Using Common Threads to Spur Creativity

Writers, when in doubt, use a thread.

That’s what I started out doing a year or so ago, as I often do. I wanted to increase my short story production, and I decided I’d pick a loose thread or theme common to the next few stories I’d write. Three or four ideas for stories sprang from that decision almost right away. As the weeks and months wore on and I feared I was running dry on ideas, I went back to that main theme. I played with tense, tone, point of view and everything else, but kept that common theme alive for those stories.I ran toward it over and over. Like a tall landmark in a strange city to which I could always orient myself while traveling.

And you know what? It worked. Worked so well in fact, that the theme I started with, theater antics, became even tighter, as I set all of the stories in one place. Once I did that, other more nuanced themes occurred almost in their own right. When I put them together, I had a collection of which I am quite proud.

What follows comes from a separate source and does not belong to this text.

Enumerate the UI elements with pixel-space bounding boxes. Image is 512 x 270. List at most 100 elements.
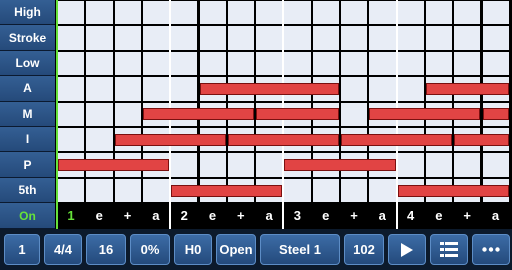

Yes, my friends, Thank You For Ten: Short Fiction About a Little Theater (Published a month ago today!) started off as a decision to use a common thread or vantage point for the next several stories I was writing. The idea of a collection came later; it didn’t just descend from the heavens, believe it or not. At first I just wanted some focus for my fiction writing for a while. Out of that came my first ever self-published book.

Writers have done this probably as long as their have been writers, but that’s because it works so well. Collections of stories about cats, a hometown, a single family. Choosing such themes can initiate great creativity. Many minds are wired to be more productive when they can focus on a single item or two, and launch from there. That’s why themes work so well, for readers and writers.

Yet what if you don’t want to produce a collection like mine? Can you still make use of themes and threads? Without a doubt. I’ve been doing it for years before Thank You for Ten came along.

Many times I’ve established themes and commonalities as a beacon to myself, and then written a few stories to fit them; these are not collections, but merely stand alone stories that posses a similar common component. It’s not always as obvious as Thank You for Ten, and in fact often it isn’t. Many times the theme I’ve used is known only to myself. You can use the same tactic for your stand alone stories.

For example,you could decide that in August, all of your short fiction will will demonstrate doubt. You ask, “Whose doubt? Doubt of what?” Exactly! It’s wide open. An astute reader may catch the theme, if they happen to read all of the stories in one sitting. But if you are just using “doubt” as a catalyst to write several stand alone stories, nobody has to know you used a theme unless you want them too.

Then again, themes can also be specific. You might tell yourself that in the next five stories you write, the character will get lost while driving somewhere. More concrete, but certainly not confined to only a single narrative.

Then of course you can tell the same exact story from a different point of view each time.

The best part about using a thread outside of a planned collection, is that in pursuing it you often get ideas for stories that don’t connect at all to said theme. And behold, you’ve got more writing to do.

Threads then, are a bit like writing prompts, but broader. Less specific. Yet they achieve the same purpose; inspiring possibilities within your fiction, and motivating you to write even more often. And writing more often is a thread all writers would love to run through their day, I would think.